# Deer Manor July 2012



## KingLewis92 (Jul 22, 2012)

Respect to SK For Taking Me Along On This Explore, The Place Is Amazing...
No Location Or History On This One, Just Picture; Enjoy







































































































































































​


----------



## steve2109 (Jul 22, 2012)

Stunning pictures mate, absolutely stunning. Loved the spireled chimneys, thanks for sharing


----------



## UE-OMJ (Jul 22, 2012)

Yeh the brickwork on those chimneys is pretty amazing. Nice one.


----------



## kevsy21 (Jul 22, 2012)

Good shots,looks wel worth seeing this place.


----------



## TeeJF (Jul 22, 2012)

Wow, that is a serious scaffolding cover!!!


----------



## perjury saint (Jul 22, 2012)

*Wow! what a place!
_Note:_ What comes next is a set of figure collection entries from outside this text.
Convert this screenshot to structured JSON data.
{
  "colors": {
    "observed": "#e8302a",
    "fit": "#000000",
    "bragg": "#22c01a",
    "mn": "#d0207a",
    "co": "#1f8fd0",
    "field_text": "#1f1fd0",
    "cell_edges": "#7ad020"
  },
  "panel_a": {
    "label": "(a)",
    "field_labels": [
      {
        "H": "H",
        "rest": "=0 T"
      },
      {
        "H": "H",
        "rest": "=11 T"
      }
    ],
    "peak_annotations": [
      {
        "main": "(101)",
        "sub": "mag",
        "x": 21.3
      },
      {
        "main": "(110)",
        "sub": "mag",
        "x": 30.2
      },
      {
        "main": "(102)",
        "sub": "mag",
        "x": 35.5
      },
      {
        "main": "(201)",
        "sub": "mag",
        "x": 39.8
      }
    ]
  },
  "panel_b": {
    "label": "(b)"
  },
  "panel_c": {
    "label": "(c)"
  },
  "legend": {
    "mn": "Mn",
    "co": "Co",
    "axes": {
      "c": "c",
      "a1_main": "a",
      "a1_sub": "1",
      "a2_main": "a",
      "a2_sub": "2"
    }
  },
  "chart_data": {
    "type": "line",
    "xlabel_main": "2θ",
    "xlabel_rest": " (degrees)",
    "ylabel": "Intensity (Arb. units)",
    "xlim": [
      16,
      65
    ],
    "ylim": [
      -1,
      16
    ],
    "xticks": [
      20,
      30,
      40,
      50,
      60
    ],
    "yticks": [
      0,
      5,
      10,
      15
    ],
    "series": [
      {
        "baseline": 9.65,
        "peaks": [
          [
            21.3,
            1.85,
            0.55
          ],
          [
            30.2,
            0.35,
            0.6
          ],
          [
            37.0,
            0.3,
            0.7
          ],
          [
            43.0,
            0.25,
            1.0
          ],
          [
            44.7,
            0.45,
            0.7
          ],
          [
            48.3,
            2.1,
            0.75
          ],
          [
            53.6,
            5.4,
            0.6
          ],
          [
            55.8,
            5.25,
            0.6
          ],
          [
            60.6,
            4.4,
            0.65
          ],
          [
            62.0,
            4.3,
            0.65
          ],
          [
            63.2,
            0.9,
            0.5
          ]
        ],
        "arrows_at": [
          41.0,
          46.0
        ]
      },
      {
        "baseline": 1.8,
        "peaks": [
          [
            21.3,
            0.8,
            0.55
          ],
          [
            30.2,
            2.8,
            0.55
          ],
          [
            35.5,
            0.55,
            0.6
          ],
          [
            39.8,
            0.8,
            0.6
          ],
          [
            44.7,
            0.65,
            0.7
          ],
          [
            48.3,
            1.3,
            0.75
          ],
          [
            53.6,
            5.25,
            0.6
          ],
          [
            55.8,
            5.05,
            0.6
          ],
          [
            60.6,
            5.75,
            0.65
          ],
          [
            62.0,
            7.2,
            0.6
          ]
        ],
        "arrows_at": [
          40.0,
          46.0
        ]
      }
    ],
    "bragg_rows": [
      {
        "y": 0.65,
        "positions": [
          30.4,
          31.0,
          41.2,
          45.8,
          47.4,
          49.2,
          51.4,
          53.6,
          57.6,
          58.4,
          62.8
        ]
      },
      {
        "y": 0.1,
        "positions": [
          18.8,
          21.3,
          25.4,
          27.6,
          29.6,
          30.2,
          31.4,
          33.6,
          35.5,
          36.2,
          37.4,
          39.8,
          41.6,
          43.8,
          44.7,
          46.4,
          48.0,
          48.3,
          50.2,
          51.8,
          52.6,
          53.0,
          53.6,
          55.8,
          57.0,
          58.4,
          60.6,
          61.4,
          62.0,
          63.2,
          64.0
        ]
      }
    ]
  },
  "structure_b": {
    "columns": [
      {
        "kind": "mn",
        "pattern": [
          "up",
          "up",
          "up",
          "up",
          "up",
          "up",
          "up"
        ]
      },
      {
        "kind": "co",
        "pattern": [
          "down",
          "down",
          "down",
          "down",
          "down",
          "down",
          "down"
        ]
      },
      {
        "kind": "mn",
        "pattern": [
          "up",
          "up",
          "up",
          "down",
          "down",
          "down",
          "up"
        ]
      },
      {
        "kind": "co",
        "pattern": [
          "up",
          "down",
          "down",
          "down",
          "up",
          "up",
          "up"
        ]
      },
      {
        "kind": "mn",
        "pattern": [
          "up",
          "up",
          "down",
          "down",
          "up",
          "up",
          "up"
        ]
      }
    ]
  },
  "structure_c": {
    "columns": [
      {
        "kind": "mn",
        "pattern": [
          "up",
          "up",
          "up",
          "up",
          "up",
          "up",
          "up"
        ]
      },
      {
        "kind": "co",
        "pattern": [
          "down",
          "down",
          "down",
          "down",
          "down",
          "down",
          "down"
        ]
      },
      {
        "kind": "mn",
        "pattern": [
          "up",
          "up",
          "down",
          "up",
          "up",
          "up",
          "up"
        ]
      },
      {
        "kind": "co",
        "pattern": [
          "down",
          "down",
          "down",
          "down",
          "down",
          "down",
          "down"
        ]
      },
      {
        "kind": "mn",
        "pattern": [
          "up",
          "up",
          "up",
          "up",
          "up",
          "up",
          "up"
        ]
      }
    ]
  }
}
Nice to see that someones looking after the place, that scaffolding must have cost a fair bit!!*


----------



## oldscrote (Jul 22, 2012)

That's a serious restoration job taking place,love them Tudor chimneys,thanks for sharing


----------



## UrbanX (Jul 22, 2012)

Lovely photos, what a grand old place! 
That looks so odd up on the roof, but under a roof! 
Cheers for sharing!


----------



## KingLewis92 (Jul 22, 2012)

UrbanX said:


> Lovely photos, what a grand old place!
> That looks so odd up on the roof, but under a roof!
> Cheers for sharing!



It was amazing to be able to see it all like that
Its the first time i've ever sat on top of a chimney anyways


----------



## flyboys90 (Jul 22, 2012)

Beautiful building with some cracking fireplaces,stunning photos thanks.


----------



## bigtip (Jul 22, 2012)

*Nice*

Some great pictures there mate looks like really nice building thanks for sharing.


----------



## Bones out (Jul 22, 2012)

That scaffolding is some piece of work on its own!

Nicely done fellas, very nicely done........


----------



## prettyvacant71 (Jul 23, 2012)

looks an interesting visit...unusual ceiling lampshade, very skilled brickies on the job...makes a bloody change


----------



## alex76 (Jul 23, 2012)

nice shots bud looks a good explore this one


----------